Traditionally, wood identification has been the work of wood anatomists, specialists working in laboratories who examine wood with a magnifying glass or microscope looking for combinations of patterns in the wood's minute structure that are more or less unique to the species or genus. Today, FWRC scientist Dr. Frank Owens, an assistant professor in the Department of Sustainable Bioproducts, is finding promise in using artificial intelligence to identify wood. Dr. Rubin Shmulsky, sustainable bioproducts professor and head, and former doctoral student Adam Wade also are working on this project.
"The problem with the traditional method of wood identification is that there are not many wood anatomists, and training takes a long time," Owens said. "And customs agents inspecting wood product shipments typically don't have the skills to do it."
The XyloTron (the prefix "xylo" comes from the Greek x ýlon, meaning "wood") was invented by Dr. Alex Wiedenhoeft and a colleague at the USDA Forest Products Laboratory's Center for Wood Anatomy Research in Madison, Wisconsin. The system operates with a XyloScope, an instrument that connects to a laptop computer by USB cable and works like a microscope and high-resolution camera, and computer software using AI to analyze the picture and identify the species or genus. The operator prepares the end grain of a wood sample with a knife to reveal tiny anatomical features, takes a magnified picture of the cross-section, and pushes a button to start the image analysis and classification process, which takes only a few seconds. Wiedenhoeft and his research partner from the University of Wisconsin—Madison, Dr. Prabu Ravindran, design and customize the deep learning algorithms that allow the XyloTron to differentiate among different kinds of wood.
While they are not the only scientists investigating computer vision to identify wood species, the FWRC-based team is taking some innovative approaches to the practice using the XyloTron system.
"We focus on developing systems that can operate reliably in the field," Owens said. "One of the most important issues is image quality consistency.
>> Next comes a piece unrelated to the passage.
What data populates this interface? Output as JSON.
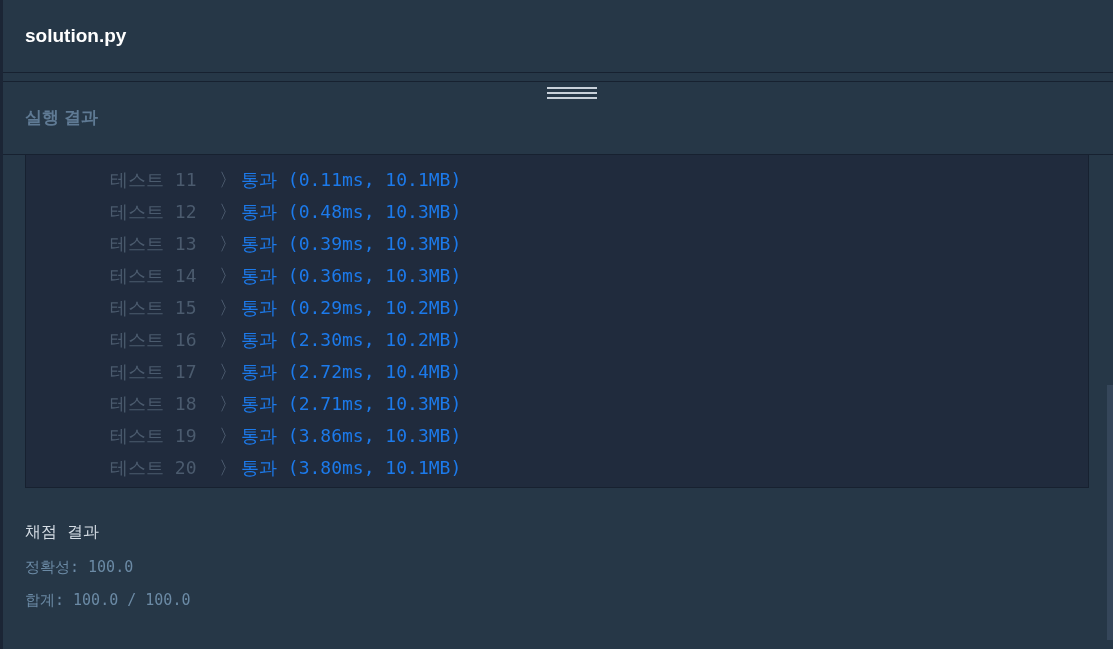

The XyloScope provides consistent lighting, framing, and distance from the lens to the wood, so you don't need to be in a controlled environment to capture quality images."
Wade, who focused his doctoral research on this project, added, "Similar systems require Wi-Fi or a cell phone signal, but with this software, you don't need connectivity on site."
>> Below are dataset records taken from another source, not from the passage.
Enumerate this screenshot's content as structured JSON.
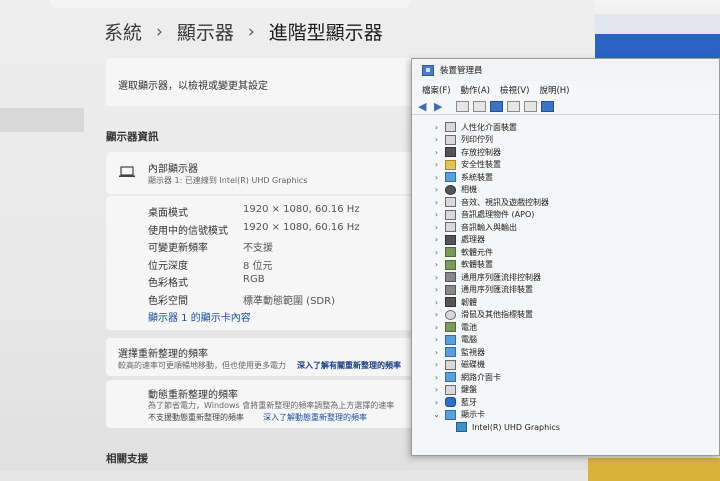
{
  "breadcrumb": {
    "items": [
      "系統",
      "顯示器",
      "進階型顯示器"
    ],
    "separator": "›"
  },
  "select_display": {
    "label": "選取顯示器，以檢視或變更其設定"
  },
  "display_info": {
    "section_title": "顯示器資訊",
    "device_name": "內部顯示器",
    "device_sub": "顯示器 1: 已連線到 Intel(R) UHD Graphics",
    "rows": [
      {
        "label": "桌面模式",
        "value": "1920 × 1080, 60.16 Hz"
      },
      {
        "label": "使用中的信號模式",
        "value": "1920 × 1080, 60.16 Hz"
      },
      {
        "label": "可變更新頻率",
        "value": "不支援"
      },
      {
        "label": "位元深度",
        "value": "8 位元"
      },
      {
        "label": "色彩格式",
        "value": "RGB"
      },
      {
        "label": "色彩空間",
        "value": "標準動態範圍 (SDR)"
      }
    ],
    "adapter_link": "顯示器 1 的顯示卡內容"
  },
  "refresh": {
    "title": "選擇重新整理的頻率",
    "desc": "較高的速率可更順暢地移動，但也使用更多電力",
    "learn_more": "深入了解有關重新整理的頻率",
    "dynamic_title": "動態重新整理的頻率",
    "dynamic_desc": "為了節省電力，Windows 會將重新整理的頻率調整為上方選擇的速率",
    "dynamic_note": "不支援動態重新整理的頻率",
    "dynamic_link": "深入了解動態重新整理的頻率"
  },
  "related": {
    "title": "相關支援"
  },
  "device_manager": {
    "title": "裝置管理員",
    "menu": [
      "檔案(F)",
      "動作(A)",
      "檢視(V)",
      "說明(H)"
    ],
    "tree": [
      {
        "label": "人性化介面裝置",
        "icon": "hid-icon",
        "expanded": false
      },
      {
        "label": "列印佇列",
        "icon": "printer-icon",
        "expanded": false
      },
      {
        "label": "存放控制器",
        "icon": "storage-controller-icon",
        "expanded": false
      },
      {
        "label": "安全性裝置",
        "icon": "security-device-icon",
        "expanded": false
      },
      {
        "label": "系統裝置",
        "icon": "system-device-icon",
        "expanded": false
      },
      {
        "label": "相機",
        "icon": "camera-icon",
        "expanded": false
      },
      {
        "label": "音效、視訊及遊戲控制器",
        "icon": "sound-icon",
        "expanded": false
      },
      {
        "label": "音訊處理物件 (APO)",
        "icon": "audio-apo-icon",
        "expanded": false
      },
      {
        "label": "音訊輸入與輸出",
        "icon": "audio-io-icon",
        "expanded": false
      },
      {
        "label": "處理器",
        "icon": "processor-icon",
        "expanded": false
      },
      {
        "label": "軟體元件",
        "icon": "software-component-icon",
        "expanded": false
      },
      {
        "label": "軟體裝置",
        "icon": "software-device-icon",
        "expanded": false
      },
      {
        "label": "通用序列匯流排控制器",
        "icon": "usb-controller-icon",
        "expanded": false
      },
      {
        "label": "通用序列匯流排裝置",
        "icon": "usb-device-icon",
        "expanded": false
      },
      {
        "label": "韌體",
        "icon": "firmware-icon",
        "expanded": false
      },
      {
        "label": "滑鼠及其他指標裝置",
        "icon": "mouse-icon",
        "expanded": false
      },
      {
        "label": "電池",
        "icon": "battery-icon",
        "expanded": false
      },
      {
        "label": "電腦",
        "icon": "computer-icon",
        "expanded": false
      },
      {
        "label": "監視器",
        "icon": "monitor-icon",
        "expanded": false
      },
      {
        "label": "磁碟機",
        "icon": "disk-drive-icon",
        "expanded": false
      },
      {
        "label": "網路介面卡",
        "icon": "network-adapter-icon",
        "expanded": false
      },
      {
        "label": "鍵盤",
        "icon": "keyboard-icon",
        "expanded": false
      },
      {
        "label": "藍牙",
        "icon": "bluetooth-icon",
        "expanded": false
      },
      {
        "label": "顯示卡",
        "icon": "display-adapter-icon",
        "expanded": true
      }
    ],
    "child": {
      "label": "Intel(R) UHD Graphics",
      "icon": "gpu-icon"
    }
  }
}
While the speed and accuracy of the XyloTron are much faster and better than most humans, Owens and Wade acknowledge that it doesn't always identify specimens correctly, so there is still work to be done before the system can be fully commercialized as a timber identification tool for broad use.
"We are evaluating the ability of the computer model to make accurate predictions on wood samples it has never seen before," Wade said. He emphasized that testing the identification software only on wood samples used to train a model is not enough. "Accuracy commonly drops when you show it entirely new specimens."
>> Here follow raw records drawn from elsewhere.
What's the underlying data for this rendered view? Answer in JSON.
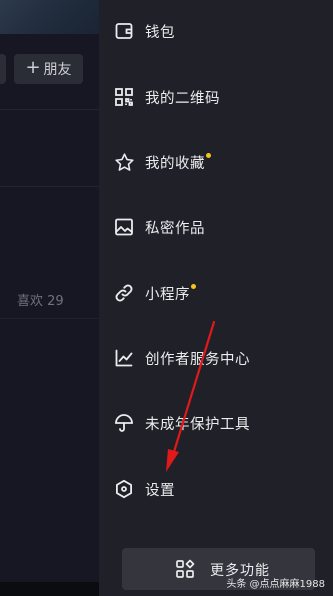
{
  "profile": {
    "add_friend_label": "朋友",
    "likes_label": "喜欢 29"
  },
  "drawer": {
    "items": [
      {
        "label": "钱包",
        "icon": "wallet-icon"
      },
      {
        "label": "我的二维码",
        "icon": "qr-code-icon"
      },
      {
        "label": "我的收藏",
        "icon": "star-icon",
        "dot": true
      },
      {
        "label": "私密作品",
        "icon": "image-icon"
      },
      {
        "label": "小程序",
        "icon": "link-icon",
        "dot": true
      },
      {
        "label": "创作者服务中心",
        "icon": "chart-icon"
      },
      {
        "label": "未成年保护工具",
        "icon": "umbrella-icon"
      },
      {
        "label": "设置",
        "icon": "settings-icon"
      }
    ],
    "more_label": "更多功能"
  },
  "watermark": {
    "prefix": "头条",
    "handle": "@点点麻麻1988"
  },
  "colors": {
    "background": "#161823",
    "drawer": "#1f2028",
    "dot": "#f5c518",
    "arrow": "#e0191b"
  }
}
In short, the tool is promising but not yet ready to replace human expertise. Having prepared and identified over 900 specimens for the study, Wade noted that the computer would also occasionally make surprisingly obvious mistakes in classification. "The more you ask it to do, the more mistakes it makes, and these are errors that a human wouldn't make," he said. "But we are still looking to challenge the XyloTron to do more difficult things and looking for alternative methods of training the AI software."
Breakthrough technology such as AI computer vision is complex and will not be perfected overnight. But it takes scientists like those from FWRC to set the foundation for further research that will radically transform the global fight against illegal logging in the future.
This research was funded by the Forest and Wildlife Research Center with partial funding from USDA ARS, the United States Department of State, the USDA Forest Service, the Forest Stewardship Council, and a Wisconsin Idea Baldwin Grant.